En tant que geeks des systèmes4, nous avons cherché des moyens de comprendre les circonstances dans lesquelles la politique, les marchés et la culture évoluent.  Des modèles tels que la perspective à plusieurs niveaux de Geels (‘multi-level perspective’), qui sont utilisés pour encadrer un large éventail d’initiatives de changement des systèmes dans le monde, suggèrent qu’une combinaison de stratégies est nécessaire, allant de celles qui sont progressifs aux radicales, et d’un travail sur le terrain jusqu’à l’amélioration des conditions qui favorisent ces pratiques (ex. politiques ou incitatifs de marché). Des stratégies souvent considérées comme concurrentes (comme l’agriculture biologique et l’agriculture de conservation) peuvent, dans les meilleurs cas, s’améliorer mutuellement. Des approches plus globales et plus radicales permettant d’informer ceux qui œuvrent pour un changement progressif mais à grande échelle.

Diagramme de Frank Eyhorn de Biovision, l’une des personnes
que nous avons interrogées.

Les questions que nous avons posées, et que nous continuons à poser, sont les suivantes:

● Comment les stratégies de chaque organisation, entreprise ou gouvernement dans un laboratoire multipartite pourraient-elles être plus efficaces, voire transformatrices, et comment le contact entre les uns et les autres peut-il catalyser cette évolution ?

● Dans quelles circonstances les innovations restent-elles marginales et dans quelles circonstances celles-ci se développent-elles ?

● Bien que la culture agricole dominante soit intrinsèquement conservatrice, quelles sont les conditions d’une percée rapide dans l’opinion des agriculteurs ?

● Alors que les changements d’objectifs de la chaîne d’approvisionnement des entreprises se heurtent aux pressions de la concurrence, quels accords pré-concurrentiels ou quelles collaborations avec le gouvernement peuvent-ils permettre de progresser davantage ?

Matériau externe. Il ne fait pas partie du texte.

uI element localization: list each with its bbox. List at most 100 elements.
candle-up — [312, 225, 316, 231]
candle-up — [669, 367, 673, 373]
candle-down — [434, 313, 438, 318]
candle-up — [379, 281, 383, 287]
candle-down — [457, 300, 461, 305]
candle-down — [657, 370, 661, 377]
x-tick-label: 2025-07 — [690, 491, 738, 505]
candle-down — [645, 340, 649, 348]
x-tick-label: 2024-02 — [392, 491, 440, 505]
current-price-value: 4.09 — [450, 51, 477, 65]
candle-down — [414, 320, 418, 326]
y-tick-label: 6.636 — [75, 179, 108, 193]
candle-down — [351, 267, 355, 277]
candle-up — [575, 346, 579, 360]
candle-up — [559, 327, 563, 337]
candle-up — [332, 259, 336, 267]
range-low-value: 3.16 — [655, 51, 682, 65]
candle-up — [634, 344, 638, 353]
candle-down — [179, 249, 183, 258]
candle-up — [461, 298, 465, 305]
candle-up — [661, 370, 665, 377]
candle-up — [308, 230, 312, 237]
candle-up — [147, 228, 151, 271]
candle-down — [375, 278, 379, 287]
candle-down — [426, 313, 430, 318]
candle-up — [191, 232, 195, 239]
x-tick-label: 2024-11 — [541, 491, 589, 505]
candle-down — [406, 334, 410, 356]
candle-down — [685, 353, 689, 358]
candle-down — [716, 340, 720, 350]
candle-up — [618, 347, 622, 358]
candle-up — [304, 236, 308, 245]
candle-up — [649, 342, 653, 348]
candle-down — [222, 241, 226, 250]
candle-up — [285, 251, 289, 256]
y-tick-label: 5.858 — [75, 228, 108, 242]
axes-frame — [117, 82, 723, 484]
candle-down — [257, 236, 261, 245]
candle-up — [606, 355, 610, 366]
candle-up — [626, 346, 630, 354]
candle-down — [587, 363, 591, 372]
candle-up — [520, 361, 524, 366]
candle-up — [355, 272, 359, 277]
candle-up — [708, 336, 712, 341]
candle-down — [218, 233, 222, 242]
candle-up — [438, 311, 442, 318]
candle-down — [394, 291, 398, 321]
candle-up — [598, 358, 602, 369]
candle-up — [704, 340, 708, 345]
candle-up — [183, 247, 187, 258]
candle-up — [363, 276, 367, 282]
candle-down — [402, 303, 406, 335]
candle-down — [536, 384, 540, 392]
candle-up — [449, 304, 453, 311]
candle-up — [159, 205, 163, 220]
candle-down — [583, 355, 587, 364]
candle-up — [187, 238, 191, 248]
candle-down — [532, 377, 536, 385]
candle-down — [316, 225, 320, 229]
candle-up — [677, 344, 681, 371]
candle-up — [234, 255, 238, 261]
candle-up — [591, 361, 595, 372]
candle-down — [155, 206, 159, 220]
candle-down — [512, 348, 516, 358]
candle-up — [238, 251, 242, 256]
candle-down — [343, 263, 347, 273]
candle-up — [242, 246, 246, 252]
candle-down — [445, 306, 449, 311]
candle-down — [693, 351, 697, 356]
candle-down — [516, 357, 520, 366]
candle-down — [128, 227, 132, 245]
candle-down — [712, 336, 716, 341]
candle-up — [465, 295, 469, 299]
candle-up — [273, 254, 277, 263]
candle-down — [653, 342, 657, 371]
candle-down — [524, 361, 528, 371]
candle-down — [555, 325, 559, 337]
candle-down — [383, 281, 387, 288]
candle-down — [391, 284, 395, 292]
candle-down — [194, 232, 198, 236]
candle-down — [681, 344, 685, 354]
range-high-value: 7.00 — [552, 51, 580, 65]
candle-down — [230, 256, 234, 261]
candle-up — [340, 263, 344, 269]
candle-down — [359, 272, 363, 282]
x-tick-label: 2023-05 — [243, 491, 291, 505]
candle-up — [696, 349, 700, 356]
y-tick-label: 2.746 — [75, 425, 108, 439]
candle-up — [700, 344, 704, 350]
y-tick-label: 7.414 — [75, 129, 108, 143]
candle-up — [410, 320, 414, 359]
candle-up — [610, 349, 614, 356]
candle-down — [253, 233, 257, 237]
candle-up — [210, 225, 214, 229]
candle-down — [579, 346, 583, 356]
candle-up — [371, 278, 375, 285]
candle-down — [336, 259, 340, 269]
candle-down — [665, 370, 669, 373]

● Comment les politiques publiques peuvent-elles aider les agriculteurs à gagner leur vie de manière décente tout en protégeant l’environnement et en séquestrant le carbone ?

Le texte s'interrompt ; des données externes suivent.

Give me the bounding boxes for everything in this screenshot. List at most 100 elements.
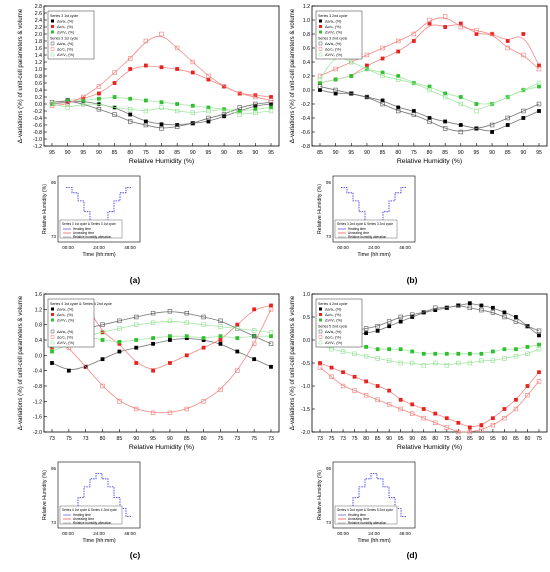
data-point <box>521 108 526 114</box>
y-tick-label: -0.8 <box>33 384 42 390</box>
data-point <box>364 379 369 384</box>
data-point <box>421 407 426 411</box>
inset-legend-label: Annealing time <box>73 517 94 521</box>
data-point <box>474 126 479 131</box>
data-point <box>349 91 354 96</box>
data-point <box>268 108 274 114</box>
data-point <box>235 336 240 340</box>
legend-marker <box>51 318 54 322</box>
data-point <box>128 107 133 112</box>
data-point <box>128 67 133 71</box>
x-tick-label: 85 <box>467 436 473 442</box>
x-tick-label: 85 <box>317 150 323 156</box>
data-point <box>253 94 258 100</box>
x-tick-label: 85 <box>184 436 190 442</box>
x-tick-label: 95 <box>206 150 212 156</box>
data-point <box>117 318 122 324</box>
data-point <box>398 347 403 352</box>
x-tick-label: 73 <box>49 436 55 442</box>
inset-y-label: Relative Humidity (%) <box>317 184 323 234</box>
x-tick-label: 80 <box>159 150 165 156</box>
data-point <box>525 323 530 329</box>
data-point <box>502 407 507 411</box>
x-tick-label: 75 <box>329 436 335 442</box>
y-tick-label: -0.8 <box>33 130 42 136</box>
data-point <box>427 116 432 120</box>
data-point <box>490 422 496 428</box>
data-point <box>375 347 380 352</box>
data-point <box>490 32 494 36</box>
data-point <box>386 402 392 407</box>
x-tick-label: 90 <box>190 150 196 156</box>
data-point <box>380 98 385 103</box>
data-point <box>521 87 526 93</box>
legend-title: Series 3 1st cycle <box>50 14 78 18</box>
inset-x-tick: 48:00 <box>124 245 136 250</box>
inset-y-tick: 73 <box>51 520 57 525</box>
data-point <box>128 56 133 61</box>
inset-y-tick: 73 <box>326 520 332 525</box>
y-tick-label: -2.0 <box>33 430 42 436</box>
data-point <box>221 84 227 89</box>
data-point <box>444 351 449 356</box>
data-point <box>235 322 240 327</box>
inset-legend-label: Annealing time <box>348 231 369 235</box>
x-tick-label: 90 <box>65 150 71 156</box>
legend-marker <box>319 19 322 23</box>
data-point <box>81 94 86 100</box>
data-point <box>218 324 223 329</box>
legend-label: Δa/a₀ (%) <box>57 330 74 334</box>
y-tick-label: -0.4 <box>301 116 310 122</box>
y-tick-label: 1.2 <box>35 60 42 66</box>
data-point <box>201 322 206 327</box>
data-point <box>479 351 484 356</box>
data-point <box>514 315 518 319</box>
legend-label: ΔV/V₀ (%) <box>57 341 75 345</box>
y-tick-label: 0.8 <box>35 323 42 329</box>
inset-x-tick: 24:00 <box>368 531 380 536</box>
legend-title: Series 3 1st cycle <box>50 37 78 41</box>
data-point <box>49 101 55 107</box>
fit-line <box>51 103 272 115</box>
data-point <box>502 310 507 315</box>
data-point <box>479 423 484 427</box>
data-point <box>387 388 392 393</box>
data-point <box>513 406 519 412</box>
data-point <box>206 73 211 79</box>
legend-label: ΔV/V₀ (%) <box>325 319 343 323</box>
inset-x-tick: 00:00 <box>62 531 74 536</box>
inset-x-tick: 00:00 <box>337 531 349 536</box>
inset-x-tick: 48:00 <box>399 245 411 250</box>
data-point <box>143 63 148 68</box>
inset-legend-label: Annealing time <box>348 517 369 521</box>
x-tick-label: 80 <box>100 436 106 442</box>
inset-y-tick: 95 <box>326 180 332 185</box>
y-tick-label: 1.4 <box>35 53 42 59</box>
x-tick-label: 90 <box>133 436 139 442</box>
y-tick-label: -2.0 <box>301 430 310 436</box>
fit-line <box>319 89 540 132</box>
legend-marker <box>318 47 323 51</box>
data-point <box>490 358 496 363</box>
data-point <box>433 420 438 425</box>
legend-marker <box>318 335 323 339</box>
legend-marker <box>50 329 55 334</box>
x-tick-label: 95 <box>348 150 354 156</box>
data-point <box>537 342 541 347</box>
data-point <box>128 96 133 101</box>
x-tick-label: 75 <box>251 436 257 442</box>
data-point <box>363 326 369 331</box>
data-point <box>201 314 206 320</box>
data-point <box>100 338 105 342</box>
inset-x-tick: 00:00 <box>62 245 74 250</box>
data-point <box>411 39 416 43</box>
data-point <box>396 77 401 82</box>
data-point <box>235 349 240 354</box>
x-tick-label: 85 <box>116 436 122 442</box>
data-point <box>112 105 117 110</box>
y-tick-label: 0.4 <box>303 60 310 66</box>
data-point <box>50 349 54 354</box>
data-point <box>474 32 479 36</box>
x-tick-label: 85 <box>380 150 386 156</box>
y-tick-label: -1.6 <box>33 415 42 421</box>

● Alors que la crise climatique s’intensifie et que les discours sur le progrès évoluent, comment pouvons-nous tirer le meilleur parti de ce paysage changeant ?

Cultures de couverture dans un vignoble, Vallée de la Drôme, France

Les systèmes agricoles sont différents partout où ils se développent dans le monde, et nous avons cherché à savoir comment les différentes stratégies de changement pouvaient s’informer mutuellement. Nous avons entendu parler de:

● un gouvernement régional en Inde qui soutient la transition de millions de petits exploitants vers l’agriculture biologique5

● une entreprise mondiale qui s’efforce de soutenir des agriculteurs qui adoptent rapidement l’agriculture régénérative, tout en améliorant les mesures et en renforçant la capacité de réflexion sur les systèmes 6

● une région de France qui a atteint 30 % de production biologique à travers plusieurs décennies de travail avec les agriculteurs, les entreprises et les collectivités locales7

● des agronomes d’Australie et du Royaume-Uni qui soutiennent les agriculteurs dans l’adoption de nouvelles pratiques agricoles tout en maintenant ou en augmentant leurs bénéfices 8

● de nombreux chercheurs et des entrepreneurs qui s’efforcent de mesurer la séquestration du carbone dans les sols de manière efficace et efficiente.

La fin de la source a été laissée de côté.